The first plan was that a Coast Guard helicopter would fly in to the area to pick up the victim. Upon arrival, the Coast Guard helicopter found the area to be under heavy fog and they were unable to affect a rescue.

Simultaneously, a plan to reach the victim by ground was being implemented. Rescuers responded to the Smith-Etter Road to gain access to the beach at Spanish Flat.

Once the crew members reached the beach, they began hiking about 5 miles south to the victim. By this time it was dark, foggy, and high tide pushed the ocean up against the cliffs. In addition, the crews needed to hike in all required rescue equipment and medical supplies.

The rescuers reached the victim around 2am and started medical care. A new landing zone (LZ) was established on Big Flat where the fog had receded. This was a mile north of the victim’s location and the crew started moving in that direction.

The Coast Guard helicopter as well as the Reach medical helicopter were called in to attempt another rescue. The Reach helicopter got to the Big Flat LZ first but by the time they got there the fog had rolled back in and they were unable to land. The Coast Guard arrived shortly after and made several attempts but were also unable to land due to the fog.

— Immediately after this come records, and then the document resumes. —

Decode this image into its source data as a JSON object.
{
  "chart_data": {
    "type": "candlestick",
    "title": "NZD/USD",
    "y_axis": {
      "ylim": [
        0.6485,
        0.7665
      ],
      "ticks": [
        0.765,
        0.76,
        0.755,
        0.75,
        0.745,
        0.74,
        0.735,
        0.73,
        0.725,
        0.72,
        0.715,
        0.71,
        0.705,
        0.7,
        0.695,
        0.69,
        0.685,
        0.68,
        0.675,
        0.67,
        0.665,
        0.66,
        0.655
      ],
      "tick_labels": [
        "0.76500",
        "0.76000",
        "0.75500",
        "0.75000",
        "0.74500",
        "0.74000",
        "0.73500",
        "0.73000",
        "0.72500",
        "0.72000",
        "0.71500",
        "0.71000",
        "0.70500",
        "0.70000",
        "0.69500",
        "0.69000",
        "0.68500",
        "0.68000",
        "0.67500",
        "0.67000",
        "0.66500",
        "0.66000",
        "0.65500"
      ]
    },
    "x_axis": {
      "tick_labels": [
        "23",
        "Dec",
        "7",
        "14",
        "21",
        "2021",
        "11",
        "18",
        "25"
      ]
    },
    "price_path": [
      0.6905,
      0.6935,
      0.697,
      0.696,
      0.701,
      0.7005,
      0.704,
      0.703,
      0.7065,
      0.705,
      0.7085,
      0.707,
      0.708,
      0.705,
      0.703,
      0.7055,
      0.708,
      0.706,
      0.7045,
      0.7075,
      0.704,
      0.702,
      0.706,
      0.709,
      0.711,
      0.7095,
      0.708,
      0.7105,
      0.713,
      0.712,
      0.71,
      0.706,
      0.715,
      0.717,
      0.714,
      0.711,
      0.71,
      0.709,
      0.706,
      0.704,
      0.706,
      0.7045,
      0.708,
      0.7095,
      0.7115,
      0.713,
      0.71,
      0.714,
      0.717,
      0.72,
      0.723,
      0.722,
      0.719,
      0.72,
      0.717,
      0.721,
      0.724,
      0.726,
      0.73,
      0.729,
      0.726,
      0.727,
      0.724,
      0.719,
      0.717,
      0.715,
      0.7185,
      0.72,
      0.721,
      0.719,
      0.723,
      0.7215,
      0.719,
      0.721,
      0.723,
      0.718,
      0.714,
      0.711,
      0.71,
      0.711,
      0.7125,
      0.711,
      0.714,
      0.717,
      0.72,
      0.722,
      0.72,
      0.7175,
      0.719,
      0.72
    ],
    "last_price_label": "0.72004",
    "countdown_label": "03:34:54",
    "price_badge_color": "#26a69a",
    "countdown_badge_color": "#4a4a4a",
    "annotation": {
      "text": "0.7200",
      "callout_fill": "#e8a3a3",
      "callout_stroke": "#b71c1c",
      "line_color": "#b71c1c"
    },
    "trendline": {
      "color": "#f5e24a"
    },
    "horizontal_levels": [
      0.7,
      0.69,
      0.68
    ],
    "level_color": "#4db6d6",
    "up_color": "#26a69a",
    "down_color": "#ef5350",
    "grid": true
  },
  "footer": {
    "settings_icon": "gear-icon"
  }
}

At this time the only option was to pack the victim several miles north to where Shelter Cove Fire could meet the rescuers with their specialized all-terrain vehicle (atv) equipped with advanced life support personnel.

At 6am rescue crews reached Big Creek and transferred the victim to the advanced medical personnel on the atv. They then transported to the medical helicopter where the victim was flown to an out of area trauma center.

This rescue was one of the most complex rescues to date for all the crews involved. The rescue took several agencies and many personnel and could not have been successful without the dedication and team work of all involved. The agencies involved included, Cal Fire ECC, US Coast Guard, Reach Air Medical Services, City Ambulance, and volunteer firefighters from, Shelter Cove Fire dept., Southern Humboldt Technical Rescue Team, Telegraph Ridge Fire dept., Honeydew Fire dept. and Petrolia Fire dept. We would also like to acknowledge the civilian hikers who’s quick thinking and heroic actions helped save a life.